NVIDIA Corporation (NASDAQ:NVDA), however, is also something potentially poised for monstrous upside if the company hits the ground running with earnings after Thursday’s closing bell.
So, what are investors expecting? We would assume one of the main points will be about how well the new line of GeForce RTX video cards is selling, especially since there are some indications that the launch has been rockier than what the company hoped for.
Looking to refresh its gaming segment (~60% of revenue), NVIDIA presented its new ray-tracing video cards in late August. In addition to offering a modest to moderate performance boost over the GTX1000 series, the RTX2000 series introduced ray-tracing technology, which allows content creators to develop more life-like images and video.
However, gamers have yet to see the impact of ray tracing due to a software-related bottleneck. NVIDIA’s RTX GPUs became available for sale at the end of September, but even the latest game releases do not yet support ray tracing or deep learning super sampling, which is another new technology introduced in the RTX line. It is believed that the features are being held back by the delayed release of Microsoft’s October 2018 update for Windows 10.
The delay in unlocking NVIDIA’s new technology has been well-publicized, suggesting some users may have put off their purchase plans as they see little reason to pay a premium for technology that has yet to be enabled. Granted, the issue with Microsoft’s Windows update is likely to be resolved in the near future, but it should not be a surprise if NVIDIA acknowledges that early demand for its latest product was impacted negatively.
In any case, we would expect the tape to be thick into and out of the play off the print. And, right now, given the expanding drama around big cap tech guidance, the vulnerability is likely more on the shorts than the longs.
NVIDIA Corporation (NASDAQ:NVDA) operates as a visual computing company worldwide. It operates through two segments, GPU and Tegra Processor.
The market tends, rightly or wrongly, to see the company as in a competitive battle for market share in the GPU space with AMD, though each has been seeing seemingly unrestrained top-line growth over recent years.
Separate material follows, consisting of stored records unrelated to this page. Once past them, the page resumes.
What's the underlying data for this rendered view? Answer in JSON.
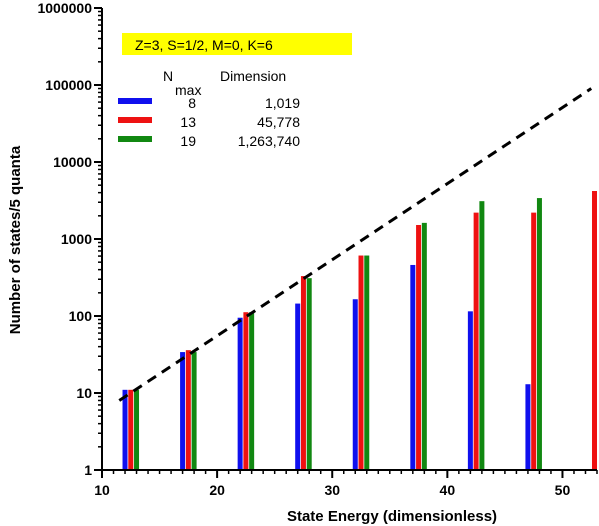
{
  "chart_data": {
    "type": "bar",
    "title": "Z=3, S=1/2, M=0, K=6",
    "title_box_color": "#ffff00",
    "xlabel": "State Energy (dimensionless)",
    "ylabel": "Number of states/5 quanta",
    "xlim": [
      10,
      53
    ],
    "ylim": [
      1,
      1000000
    ],
    "yscale": "log",
    "grid": false,
    "x_ticks": [
      10,
      20,
      30,
      40,
      50
    ],
    "y_ticks": [
      1,
      10,
      100,
      1000,
      10000,
      100000,
      1000000
    ],
    "y_tick_labels": [
      "1",
      "10",
      "100",
      "1000",
      "10000",
      "100000",
      "1000000"
    ],
    "legend": {
      "placement": "top-left",
      "header_nmax": "N",
      "header_nmax_sub": "max",
      "header_dimension": "Dimension"
    },
    "series": [
      {
        "name": "8",
        "dimension": "1,019",
        "color": "#1010ee",
        "x": [
          12,
          17,
          22,
          27,
          32,
          37,
          42,
          47
        ],
        "values": [
          11,
          34,
          95,
          145,
          165,
          460,
          115,
          13
        ]
      },
      {
        "name": "13",
        "dimension": "45,778",
        "color": "#ee1111",
        "x": [
          12.5,
          17.5,
          22.5,
          27.5,
          32.5,
          37.5,
          42.5,
          47.5,
          53
        ],
        "values": [
          11,
          36,
          112,
          330,
          610,
          1520,
          2200,
          2200,
          4200
        ]
      },
      {
        "name": "19",
        "dimension": "1,263,740",
        "color": "#118811",
        "x": [
          13,
          18,
          23,
          28,
          33,
          38,
          43,
          48
        ],
        "values": [
          11,
          34,
          112,
          310,
          610,
          1620,
          3100,
          3400
        ]
      }
    ],
    "trend_line": {
      "style": "dashed",
      "color": "#000000",
      "x": [
        11.5,
        52.5
      ],
      "y": [
        8,
        90000
      ]
    }
  }
}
The company’s GPU segment offers processors, which include GeForce for PC gaming and mainstream PCs; GeForce NOW for cloud-based game-streaming service; Quadro for design professionals working in computer-aided design, video editing, special effects, and other creative applications; Tesla for AI utilizing deep learning, accelerated computing, and general purpose computing; GRID provides power of NVIDIA graphics through the cloud and datacenters; DGX for AI scientists, researchers, and developers; and cryptocurrency-specific graphics processing units.
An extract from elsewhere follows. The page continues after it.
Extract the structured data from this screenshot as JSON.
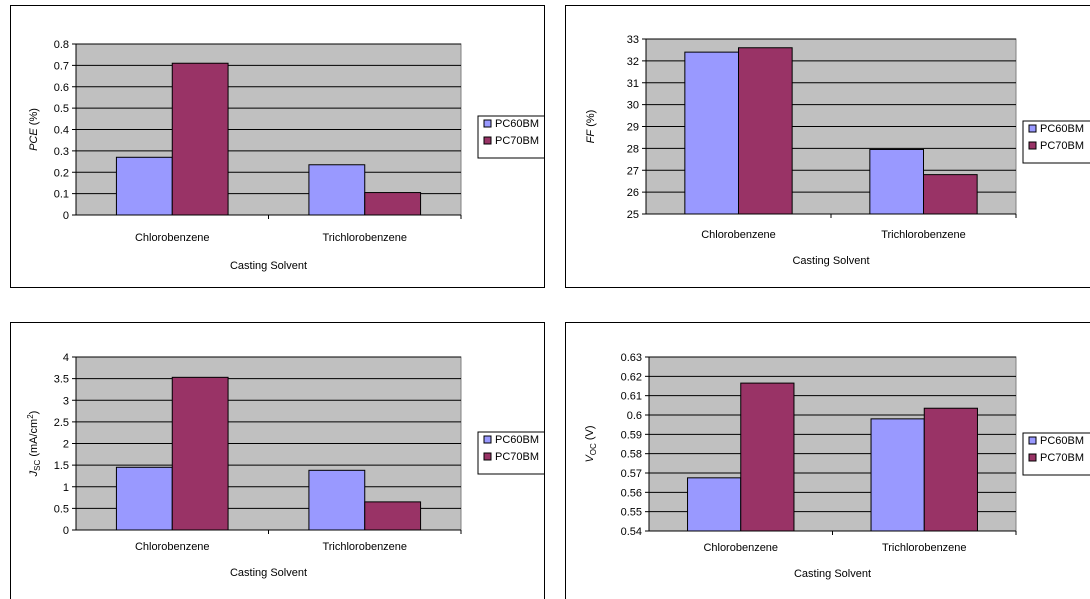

The Tegra Processor segment provides processors designed to enable branded platforms – DRIVE and SHIELD; DRIVE automotive computers and software stacks, which offer self-driving capabilities; SHIELD devices and services designed for mobile-cloud in home entertainment, AI, and gaming applications; and Jetson TX 2, an AI computing platform for embedded use.
The company’s products are used in gaming, professional visualization, datacenter, and automotive markets. NVIDIA Corporation sells its products to original equipment manufacturers, original device manufacturers, system builders, add-in board manufacturers, retailers/distributors, Internet and cloud service providers, automotive manufacturers and tier-1 automotive suppliers, mapping companies, start-ups, and other ecosystem participants.